Memow, или Регистр смерти, стр. 41

— Вы хотите сказать…

— Что ваша жена, вот она действительно сумела стать шпионкой, правда, скорее на словах, чем на деле. Она завербовала одного южноамериканца, своего любовника, если не ошибаюсь. Но это вы знаете лучше меня.

— Конечно знаю.

— И никакую кассету вы никогда не отдали бы вашей жене. Не существует на свете другой записи. Зачем вам было делать дубль? Чтобы передать кому-то? Кому? У вас нет друзей. Вы никому не доверяете. В принципе это правильно. Но иной раз, когда нужны надежные люди, их не так-то просто найти.

Аликино уже некоторое время следил за экраном телевизора, где еще шел фильм. Было ясно, что он уже заканчивается. Человек с пистолетом в руке куда-то бежал со всех ног.

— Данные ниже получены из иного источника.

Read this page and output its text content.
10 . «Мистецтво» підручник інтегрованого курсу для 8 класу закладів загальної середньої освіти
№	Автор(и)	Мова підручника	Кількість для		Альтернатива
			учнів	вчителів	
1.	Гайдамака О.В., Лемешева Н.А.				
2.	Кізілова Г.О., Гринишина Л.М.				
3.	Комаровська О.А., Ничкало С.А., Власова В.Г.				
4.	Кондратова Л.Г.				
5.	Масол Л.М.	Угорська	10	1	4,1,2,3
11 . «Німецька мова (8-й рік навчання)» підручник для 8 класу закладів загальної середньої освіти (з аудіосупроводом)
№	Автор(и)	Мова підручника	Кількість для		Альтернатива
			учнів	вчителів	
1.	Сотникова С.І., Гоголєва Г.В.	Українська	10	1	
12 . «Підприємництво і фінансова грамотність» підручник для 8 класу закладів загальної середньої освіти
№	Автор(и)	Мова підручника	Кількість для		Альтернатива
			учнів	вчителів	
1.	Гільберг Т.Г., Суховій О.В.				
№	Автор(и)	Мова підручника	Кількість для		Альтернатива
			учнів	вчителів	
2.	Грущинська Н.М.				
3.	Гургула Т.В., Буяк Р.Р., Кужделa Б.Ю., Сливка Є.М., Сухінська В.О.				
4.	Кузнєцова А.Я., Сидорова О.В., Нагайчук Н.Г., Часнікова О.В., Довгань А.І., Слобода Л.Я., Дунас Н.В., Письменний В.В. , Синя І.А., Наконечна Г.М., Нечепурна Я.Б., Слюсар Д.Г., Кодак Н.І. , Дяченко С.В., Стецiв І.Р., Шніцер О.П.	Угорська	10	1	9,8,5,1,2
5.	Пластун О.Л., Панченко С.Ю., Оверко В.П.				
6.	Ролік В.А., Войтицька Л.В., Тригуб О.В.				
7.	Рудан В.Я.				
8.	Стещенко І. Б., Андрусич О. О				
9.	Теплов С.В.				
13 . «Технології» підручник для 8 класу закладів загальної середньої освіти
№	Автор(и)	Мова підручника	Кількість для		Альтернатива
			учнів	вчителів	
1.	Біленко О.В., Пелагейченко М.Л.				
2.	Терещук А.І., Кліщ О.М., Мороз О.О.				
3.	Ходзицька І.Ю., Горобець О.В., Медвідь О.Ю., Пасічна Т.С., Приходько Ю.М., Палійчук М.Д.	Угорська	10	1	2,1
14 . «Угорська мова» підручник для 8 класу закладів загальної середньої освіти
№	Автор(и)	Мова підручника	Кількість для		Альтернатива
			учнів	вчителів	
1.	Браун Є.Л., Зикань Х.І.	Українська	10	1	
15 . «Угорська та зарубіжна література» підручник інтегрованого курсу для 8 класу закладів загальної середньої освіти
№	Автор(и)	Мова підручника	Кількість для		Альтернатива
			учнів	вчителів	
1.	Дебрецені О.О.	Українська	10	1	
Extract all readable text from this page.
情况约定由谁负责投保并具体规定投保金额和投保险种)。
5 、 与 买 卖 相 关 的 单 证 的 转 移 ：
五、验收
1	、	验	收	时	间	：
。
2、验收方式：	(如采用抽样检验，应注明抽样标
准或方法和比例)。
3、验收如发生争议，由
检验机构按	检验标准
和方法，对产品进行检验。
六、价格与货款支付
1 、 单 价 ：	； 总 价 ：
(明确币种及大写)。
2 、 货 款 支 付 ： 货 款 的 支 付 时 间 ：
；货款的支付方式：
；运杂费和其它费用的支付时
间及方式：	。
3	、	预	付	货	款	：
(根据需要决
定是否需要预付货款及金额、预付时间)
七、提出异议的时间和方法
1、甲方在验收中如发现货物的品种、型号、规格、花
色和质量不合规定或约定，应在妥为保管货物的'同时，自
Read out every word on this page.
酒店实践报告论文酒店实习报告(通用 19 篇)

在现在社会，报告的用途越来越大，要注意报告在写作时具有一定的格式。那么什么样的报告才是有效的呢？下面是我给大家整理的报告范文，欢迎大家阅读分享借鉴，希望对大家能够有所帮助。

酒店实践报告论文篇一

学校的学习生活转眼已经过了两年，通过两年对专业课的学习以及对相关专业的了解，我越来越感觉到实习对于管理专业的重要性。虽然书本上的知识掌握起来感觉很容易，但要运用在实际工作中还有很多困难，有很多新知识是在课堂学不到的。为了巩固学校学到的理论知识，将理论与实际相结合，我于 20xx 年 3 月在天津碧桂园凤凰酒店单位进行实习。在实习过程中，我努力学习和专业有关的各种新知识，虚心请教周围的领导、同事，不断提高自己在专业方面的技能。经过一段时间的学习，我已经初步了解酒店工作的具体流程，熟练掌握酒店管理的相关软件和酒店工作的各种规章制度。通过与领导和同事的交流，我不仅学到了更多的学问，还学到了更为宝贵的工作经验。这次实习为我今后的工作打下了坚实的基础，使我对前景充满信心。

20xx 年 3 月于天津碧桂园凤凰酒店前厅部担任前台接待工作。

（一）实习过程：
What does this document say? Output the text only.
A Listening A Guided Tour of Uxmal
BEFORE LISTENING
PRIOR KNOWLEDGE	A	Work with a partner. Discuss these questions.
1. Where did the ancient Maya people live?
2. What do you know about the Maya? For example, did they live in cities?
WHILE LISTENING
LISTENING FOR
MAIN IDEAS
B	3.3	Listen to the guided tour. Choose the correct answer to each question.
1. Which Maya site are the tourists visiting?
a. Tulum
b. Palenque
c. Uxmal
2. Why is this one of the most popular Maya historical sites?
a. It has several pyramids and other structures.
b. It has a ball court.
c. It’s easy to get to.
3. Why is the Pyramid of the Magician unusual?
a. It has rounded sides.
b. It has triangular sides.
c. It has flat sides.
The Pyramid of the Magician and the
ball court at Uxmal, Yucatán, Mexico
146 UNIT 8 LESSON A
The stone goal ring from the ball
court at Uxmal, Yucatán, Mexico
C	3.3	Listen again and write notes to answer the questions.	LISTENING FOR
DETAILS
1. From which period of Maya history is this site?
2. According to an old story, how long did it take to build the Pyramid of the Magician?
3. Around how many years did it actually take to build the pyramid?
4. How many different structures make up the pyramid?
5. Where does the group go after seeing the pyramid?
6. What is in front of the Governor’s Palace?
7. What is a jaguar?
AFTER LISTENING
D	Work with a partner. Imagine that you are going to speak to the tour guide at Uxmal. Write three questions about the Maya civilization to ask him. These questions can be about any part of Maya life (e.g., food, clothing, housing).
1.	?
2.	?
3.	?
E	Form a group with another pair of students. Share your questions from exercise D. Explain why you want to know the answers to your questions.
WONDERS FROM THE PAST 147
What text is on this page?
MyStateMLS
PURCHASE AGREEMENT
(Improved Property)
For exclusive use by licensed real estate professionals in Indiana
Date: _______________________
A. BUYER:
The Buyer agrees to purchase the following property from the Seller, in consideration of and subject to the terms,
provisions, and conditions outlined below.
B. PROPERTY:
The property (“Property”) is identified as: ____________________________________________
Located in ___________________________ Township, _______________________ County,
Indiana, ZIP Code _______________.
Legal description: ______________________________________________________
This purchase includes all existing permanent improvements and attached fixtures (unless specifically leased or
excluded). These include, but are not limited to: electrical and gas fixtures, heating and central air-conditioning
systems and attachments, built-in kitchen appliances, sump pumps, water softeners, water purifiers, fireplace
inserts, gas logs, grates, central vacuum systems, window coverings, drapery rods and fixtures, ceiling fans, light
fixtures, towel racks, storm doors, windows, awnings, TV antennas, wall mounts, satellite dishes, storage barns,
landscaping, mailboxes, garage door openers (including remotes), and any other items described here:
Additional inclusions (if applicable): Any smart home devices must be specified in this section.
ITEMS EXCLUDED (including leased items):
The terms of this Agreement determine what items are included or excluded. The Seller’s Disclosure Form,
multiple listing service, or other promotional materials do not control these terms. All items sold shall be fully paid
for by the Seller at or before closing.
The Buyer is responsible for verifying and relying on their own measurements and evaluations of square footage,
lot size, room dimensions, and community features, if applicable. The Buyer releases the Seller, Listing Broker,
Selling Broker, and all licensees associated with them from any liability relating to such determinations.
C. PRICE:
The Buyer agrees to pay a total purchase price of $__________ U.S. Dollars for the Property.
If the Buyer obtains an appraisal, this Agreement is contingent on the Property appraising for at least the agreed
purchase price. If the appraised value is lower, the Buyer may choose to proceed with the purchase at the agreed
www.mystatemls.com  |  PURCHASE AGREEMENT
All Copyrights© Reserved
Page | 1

Аликино включил звук на полную мощность и спустил курок в тот самый момент, когда человек на экране — то ли полицейский, то ли преступник — тоже выстрелил несколько раз.

Выстрелы эхом отозвались в тысячах домов города.

3

Тук тук-тук…

Он услышал звуки шагов рано утром, около шести. Медленные, глухие и очень тяжелые, словно тот, кто ходил, передвигался с трудом. Более того, вынужденный прислушиваться, потому что уже не удавалось больше уснуть, Аликино отметил их размеренный ритм на три доли. Казалось, это очень медленный вальсирующий шаг: тук тук-тук, тук тук-тук, раз два-три. Впрочем, нет, первый звук по сравнению с другими двумя определенно производился палкой, на которую опирался неведомый человек, шагавший наверху и беспокоивший его.

Раздражение несколько унялось, потому что тот, кто ходил по комнате над его головой, был, несомненно, инвалид, возможно старик, передвигающийся с помощью палки. Ему вполне можно было посочувствовать.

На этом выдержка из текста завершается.